More and more, offering flexible office space to employees is becoming popular with not only employers, but also with employees. Offices designed around activity-based working not only save space, they also increase productivity. Team Space is becoming more popular because it is often more reflective of the needs of employees.
Previously, a business would rent a large space and fill it with cubicles to inspire creativity and maximize office space usage. Today, big companies are leading the charge and opening up their office space by replacing cubicles with non-designated work surfaces and comfortable chairs where employees can literally use their “laptop computer” on their lap, if they wish.
If companies like Google, Microsoft and Price Waterhouse Coopers can open up their offices to flexible work spaces, why can’t smaller businesses do the same? Unlike the business in the movie “Office Space”, most businesses are not all about TPS reports. Businesses today are more consumed with fulfilling the needs of customers. Happy and productive employees represent the best way to get things done.
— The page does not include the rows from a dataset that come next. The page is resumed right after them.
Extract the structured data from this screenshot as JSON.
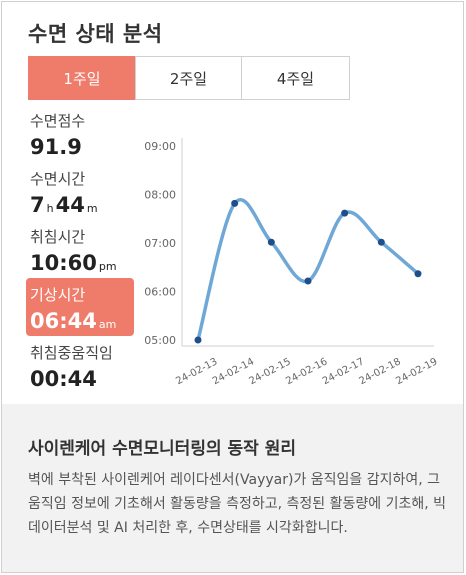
{
  "title": "수면 상태 분석",
  "tabs": [
    {
      "label": "1주일",
      "active": true
    },
    {
      "label": "2주일",
      "active": false
    },
    {
      "label": "4주일",
      "active": false
    }
  ],
  "stats": {
    "sleep_score": {
      "label": "수면점수",
      "value": "91.9"
    },
    "sleep_time": {
      "label": "수면시간",
      "hours": "7",
      "h_unit": "h",
      "minutes": "44",
      "m_unit": "m"
    },
    "bed_time": {
      "label": "취침시간",
      "value": "10:60",
      "suffix": "pm"
    },
    "wake_time": {
      "label": "기상시간",
      "value": "06:44",
      "suffix": "am"
    },
    "movement": {
      "label": "취침중움직임",
      "value": "00:44"
    }
  },
  "chart_data": {
    "type": "line",
    "x": [
      "24-02-13",
      "24-02-14",
      "24-02-15",
      "24-02-16",
      "24-02-17",
      "24-02-18",
      "24-02-19"
    ],
    "points": [
      {
        "x": 0.0,
        "y": "05:00"
      },
      {
        "x": 1.0,
        "y": "07:49"
      },
      {
        "x": 2.0,
        "y": "07:01"
      },
      {
        "x": 3.0,
        "y": "06:13"
      },
      {
        "x": 4.0,
        "y": "07:37"
      },
      {
        "x": 5.0,
        "y": "07:01"
      },
      {
        "x": 6.0,
        "y": "06:22"
      }
    ],
    "y_ticks": [
      "09:00",
      "08:00",
      "07:00",
      "06:00",
      "05:00"
    ],
    "ylim": [
      "05:00",
      "09:00"
    ],
    "line_color": "#6fa8d6",
    "point_color": "#1f4e8c"
  },
  "info": {
    "heading": "사이렌케어 수면모니터링의 동작 원리",
    "body": "벽에 부착된 사이렌케어 레이다센서(Vayyar)가 움직임을 감지하여, 그 움직임 정보에 기초해서 활동량을 측정하고, 측정된 활동량에 기초해, 빅데이터분석 및 AI 처리한 후, 수면상태를 시각화합니다."
  },
  "colors": {
    "accent": "#ef7c6a",
    "bottom_bg": "#f2f2f2"
  }
}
Fixed spaces and fixed partitions not only take a lot of space, but they are expensive. Wireless technology has really freed up how businesses use space. Having an employee who can work from almost anywhere and only needs to come into the office space a few times a week, can free up a dedicated workspace for another employee that needs to spend more time in the office.
Flexible office space not only saves money and increases productivity, but having a flexible office situation can help a business attract the hot young talent if needs. Today’s top talented employees know that their skill set is desired – and they seek an employer who will not only give them the best pay, but an employer that gives them the best working environment too.
Google in Canada recognized that not only did their potential employees want to be downtown, but they wanted a work space that was conducive to their skills and work style. So Google created a work campus in downtown Toronto that inspired workers to want to come to work, and at the same time, made them feel that they were genuinely appreciated.